Lou Federico has indeed had one hell of a
ride, so full of adventure that he can write rather matter-of-factly
about the fly-in Hotel Rancho Loma Linda's early landing strip: "By
the time I left the hotel, there had been eighteen crashes." Doing
the math, this must have occurred over a time span of less than five
years! Amigos, we just don't get that kind of action in Baja
anymore!
(Some stories remain to be told.

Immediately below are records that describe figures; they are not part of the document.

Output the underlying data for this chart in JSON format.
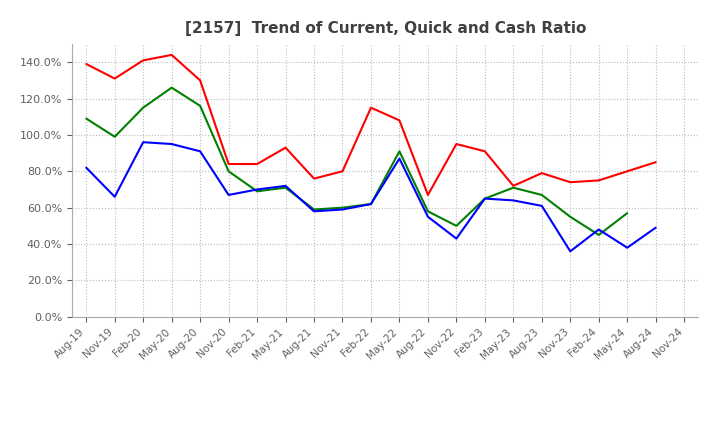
{
  "title": "[2157]  Trend of Current, Quick and Cash Ratio",
  "labels": [
    "Aug-19",
    "Nov-19",
    "Feb-20",
    "May-20",
    "Aug-20",
    "Nov-20",
    "Feb-21",
    "May-21",
    "Aug-21",
    "Nov-21",
    "Feb-22",
    "May-22",
    "Aug-22",
    "Nov-22",
    "Feb-23",
    "May-23",
    "Aug-23",
    "Nov-23",
    "Feb-24",
    "May-24",
    "Aug-24",
    "Nov-24"
  ],
  "current_ratio": [
    139,
    131,
    141,
    144,
    130,
    84,
    84,
    93,
    76,
    80,
    115,
    108,
    67,
    95,
    91,
    72,
    79,
    74,
    75,
    80,
    85,
    null
  ],
  "quick_ratio": [
    109,
    99,
    115,
    126,
    116,
    80,
    69,
    71,
    59,
    60,
    62,
    91,
    58,
    50,
    65,
    71,
    67,
    55,
    45,
    57,
    null,
    null
  ],
  "cash_ratio": [
    82,
    66,
    96,
    95,
    91,
    67,
    70,
    72,
    58,
    59,
    62,
    87,
    55,
    43,
    65,
    64,
    61,
    36,
    48,
    38,
    49,
    null
  ],
  "current_color": "#FF0000",
  "quick_color": "#008000",
  "cash_color": "#0000FF",
  "ylim": [
    0,
    150
  ],
  "yticks": [
    0,
    20,
    40,
    60,
    80,
    100,
    120,
    140
  ],
  "background_color": "#FFFFFF",
  "grid_color": "#BBBBBB",
  "title_color": "#404040",
  "tick_color": "#606060"
}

For instance,
Federico explained just recently how the hotel's original name,
"Borrego de Oro," commemorated a desert sheep that he had shot near
the south end of Bahía Concepción, but how the name was changed to
"Punta Chivato" because that was the way early pilots found the
location by using the AAA road map.)
Federico concluded his Baja hotel-building
career without finding huge monetary riches, but he did get a
gorgeous wife out of the deal, the former Lana Green, Miss San
Francisco of 1961, and toward the end of his book, he describes with
affection the passing of his old retriever, Amigo, "...probably the
slowest Labrador I've ever seen, but he always got the job done
sooner or later..."
In the end, it is the memories, the passions,
and the stories that count, not the money, and Lou Federico found
plenty to fill a lifetime in the little stretch of Baja coastline
between Mulegé and Punta Chivato. You get the distinct feeling that
he'd jump at the chance to do it all over again.
Thank you, Lou, for your adventures, for
resolving a hundred mysteries of Baja's Golden Age, and for bringing
these people--many now gone--so vividly to life.